Ich fröstelte etwas. Es war Abend geworden und die umliegenden Hügel verdeckten die sinkende Sonne. Ich war etwas verwundert über das soeben Erlebte. Es war mir das erste Mal passiert, dass ich das Auftauchen meiner Visionen bewusst zuließ. Es war überraschend für mich festzustellen, dass die Erlebnisse dieses Mal weniger schmerzhaft für mich waren. Trotzdem brauchte mein Körper etwas Zeit, um die Umgebungstemperatur zu registrieren. Wir hatten Hochsommer. Aber das Frösteln war mehr auf meinen Kreislauf zurückzuführen. Ich war sehr lange auf der Terrasse des Hotels still gesessen. Etwas Bewegung konnte mir also nicht schaden. Ein kleiner Rundgang vor dem Abendessen, und etwas Appetit hatte ich sowieso schon.

Die Bucht beschrieb einen fast perfekten Kreis, dem die Uferstraße folgte. An ihr entlang reihten sich verschiedene Tavernen, die sich jetzt langsam zu füllen begannen. Ein Leuchttransparent hob sich deutlich von den anderen ab. “Noda's Paradise“ stand da zu lesen. Ich konnte ihn nicht entdecken und beschloss, mir eine Taverne am Hafen zu suchen. An den Eingängen zu den Tavernen standen statt einer Speisekarte große Vitrinen mit zubereiteten Speisen, die lautstark von den Kellnern gepriesen wurden. Bouzouki-Musik krächzte und leierte aus diversen Lautsprechern über die Straße. Im Hafen hatte sich der Stau der Reisenden etwas normalisiert, aber ich war erstaunt darüber, wie viele Touristen jetzt hier unterwegs waren. Sehr viele Touristen waren Teenager, die mit Rucksäcken von Insel zu Insel reisten. Das Treiben war sehr lebhaft, aber nicht mehr ganz so hektisch. Die Uferstraße mündete im Hafen in ein großes Rondell, in dem die Busse auf Passagiere warteten.

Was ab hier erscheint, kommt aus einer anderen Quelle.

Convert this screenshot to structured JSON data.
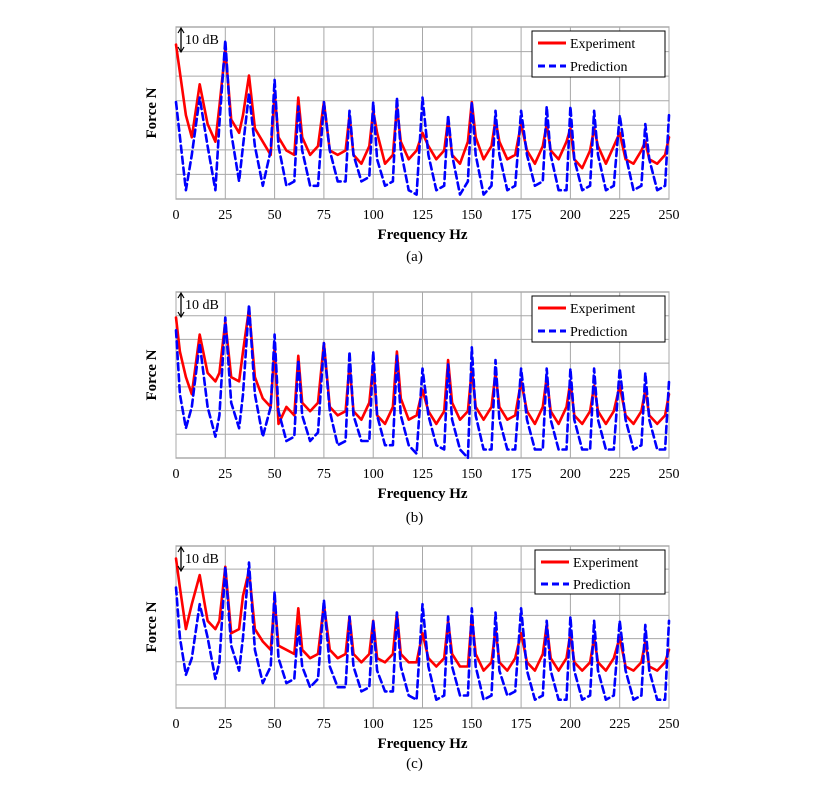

Ich suchte mir einen kleinen Tisch aus, von dem ich einen Blick auf die Boote hatte, und bestellte meine Lieblingsspeisen. Zaziki, Bauernsalat und Moussaka. Dazu ein kleiner Krug mit Retsina. Den obligatorischen Ouzo würde ich später bei Noda trinken. Im Gegensatz zu dem Fähranleger war es bei den Segelbooten jetzt etwas ruhiger geworden. Die meisten Skipper saßen an Deck und genossen die laue Sommernacht bei einer Flasche Wein und viel Seemannsgarn. Die Ruhe wurde lediglich von den ein- und ausfahrenden Fähren unterbrochen, deren Heckwellen die Schiffe gehörig zum Schaukeln brachten. Wenn das die ganze Nacht so gehen würde, war an Bord nur wenig an Schlaf zu denken. Aber die Fährkapitäne galten unter Seglern auch nicht gerade als rücksichtsvolle Kavaliere.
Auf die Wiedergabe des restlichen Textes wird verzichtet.